Chatrina Howald spricht zunächst Puter, wechselt dann aber ins Jauer. Ihre Eltern waren Münstertaler und sind wegen der Arbeit ins Oberengadin gezogen. Der Vater war Sekundarlehrer. Aufgewachsen sind Chatrina Howald und ihr Bruder in St. Moritz, die Sommer verbrachten sie bei der Grossmutter und Grosstante in der Val Müstair. «St. Moritz war damals ganz anders als heute», erzählt sie. Es sei eine geteilte Gesellschaft gewesen: die Gäste in den Hotels und die Einheimischen. In der Zwischensaison habe das Dorf nur den Einheimischen gehört. «Wir haben in dieser Zeit sehr schöne Feste gefeiert», erzählt sie.
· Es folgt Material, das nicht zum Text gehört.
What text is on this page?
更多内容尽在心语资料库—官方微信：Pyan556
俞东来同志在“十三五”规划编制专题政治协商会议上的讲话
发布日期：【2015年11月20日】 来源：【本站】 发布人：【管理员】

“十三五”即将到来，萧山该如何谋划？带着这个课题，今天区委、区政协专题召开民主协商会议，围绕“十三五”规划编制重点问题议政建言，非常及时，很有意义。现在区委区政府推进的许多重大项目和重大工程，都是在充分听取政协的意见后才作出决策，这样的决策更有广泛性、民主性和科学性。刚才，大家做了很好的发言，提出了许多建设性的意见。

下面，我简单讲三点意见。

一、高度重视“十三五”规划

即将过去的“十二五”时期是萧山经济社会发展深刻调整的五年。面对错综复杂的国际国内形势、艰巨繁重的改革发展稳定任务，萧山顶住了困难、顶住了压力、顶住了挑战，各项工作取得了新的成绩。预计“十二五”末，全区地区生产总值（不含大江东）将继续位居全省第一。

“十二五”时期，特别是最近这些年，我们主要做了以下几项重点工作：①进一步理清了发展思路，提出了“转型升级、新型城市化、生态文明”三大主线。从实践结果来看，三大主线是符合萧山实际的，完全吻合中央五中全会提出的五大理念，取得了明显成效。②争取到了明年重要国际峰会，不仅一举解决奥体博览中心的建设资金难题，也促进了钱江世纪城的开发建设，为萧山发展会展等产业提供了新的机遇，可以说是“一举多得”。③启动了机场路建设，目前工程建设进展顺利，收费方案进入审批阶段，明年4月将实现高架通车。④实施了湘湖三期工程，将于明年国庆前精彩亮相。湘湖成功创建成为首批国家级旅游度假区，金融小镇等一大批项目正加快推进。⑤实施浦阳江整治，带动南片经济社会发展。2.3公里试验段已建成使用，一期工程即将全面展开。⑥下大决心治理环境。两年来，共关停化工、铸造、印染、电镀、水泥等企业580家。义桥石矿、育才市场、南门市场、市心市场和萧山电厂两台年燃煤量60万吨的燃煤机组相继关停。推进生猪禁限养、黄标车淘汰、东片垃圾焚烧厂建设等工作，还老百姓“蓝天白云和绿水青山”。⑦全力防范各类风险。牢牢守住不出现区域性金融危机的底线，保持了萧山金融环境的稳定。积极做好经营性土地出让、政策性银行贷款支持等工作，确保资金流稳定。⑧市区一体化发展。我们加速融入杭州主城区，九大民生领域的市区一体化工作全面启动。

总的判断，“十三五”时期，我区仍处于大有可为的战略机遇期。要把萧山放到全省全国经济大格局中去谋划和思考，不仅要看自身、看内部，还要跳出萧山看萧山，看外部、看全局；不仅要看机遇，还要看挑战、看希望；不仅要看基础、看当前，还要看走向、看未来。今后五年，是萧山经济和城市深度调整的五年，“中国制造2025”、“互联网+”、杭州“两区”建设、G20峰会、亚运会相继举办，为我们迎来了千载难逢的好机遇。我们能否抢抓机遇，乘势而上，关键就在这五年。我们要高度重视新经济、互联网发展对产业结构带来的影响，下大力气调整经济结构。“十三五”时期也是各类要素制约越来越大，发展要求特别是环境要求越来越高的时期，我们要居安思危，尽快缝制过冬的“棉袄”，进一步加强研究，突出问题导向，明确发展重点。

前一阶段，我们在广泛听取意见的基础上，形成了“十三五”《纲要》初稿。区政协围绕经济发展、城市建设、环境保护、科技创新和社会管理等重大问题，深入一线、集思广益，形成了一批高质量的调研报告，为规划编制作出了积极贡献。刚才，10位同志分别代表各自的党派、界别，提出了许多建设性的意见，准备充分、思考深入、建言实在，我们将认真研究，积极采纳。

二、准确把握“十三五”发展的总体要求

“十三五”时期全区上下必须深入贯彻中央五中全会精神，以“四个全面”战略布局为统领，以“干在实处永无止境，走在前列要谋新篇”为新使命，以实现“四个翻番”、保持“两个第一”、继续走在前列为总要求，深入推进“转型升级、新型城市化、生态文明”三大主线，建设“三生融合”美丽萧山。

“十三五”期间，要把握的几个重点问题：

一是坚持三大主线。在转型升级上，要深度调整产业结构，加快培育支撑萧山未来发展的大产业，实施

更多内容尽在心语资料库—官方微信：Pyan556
«Alles, was ich brauche, ist Sonne»
Ihren Ehemann lernte Chatrina Howald bei der Arbeit in der Filiale der Credit Suisse in St. Moritz kennen. Er war Bankbeamter, sie Sekretärin. Gemeinsam zogen sie 1956 zuerst nach Witikon, dann nach Binz im Kanton Zürich, wo sie während 30 Jahren lebten. In Volketswil lebt die Engadinerin, seit ihr Mann verstorben ist. Dort gefällt es ihr sehr gut. «Alles, was ich brauche, ist Sonne», sagt sie. In Volketswil scheine die Sonne öfter als an anderen Orten im Kanton Zürich. Als ihre Eltern noch lebten, besuchte Chatrina Howald St. Moritz oft. Im Winter ging sie Ski fahren und Winterwandern, im Sommer in die Berge. «Heute kann ich nicht mehr weite Strecken laufen und spaziere im Winter am liebsten in Sils auf dem See, wenn ich im Oberengadin bin», erzählt sie.
Nie über das Alter nachgedacht
Sie müsse lernen und sich damit abfinden, alt zu werden, sagt Chatrina Howald. Mit «alt werden» meint sie vor allem, weniger mobil zu sein und aufs geliebte Velofahren zu verzichten. Sie sei Zeit ihres Lebens aktiv gewesen, habe auch viel klassischen Tanz trainiert. «Ich habe nie über mein Alter nachgedacht, das hat erst mit 90 Jahren angefangen», sagt sie. Anlass sei das Geburtstagsfest gewesen, wo ihr das hohe Alter durch Hinweise von Freunden bewusst geworden sei. Ihre Freunde seien alle jünger als sie, die Familienmitglieder seien verstorben.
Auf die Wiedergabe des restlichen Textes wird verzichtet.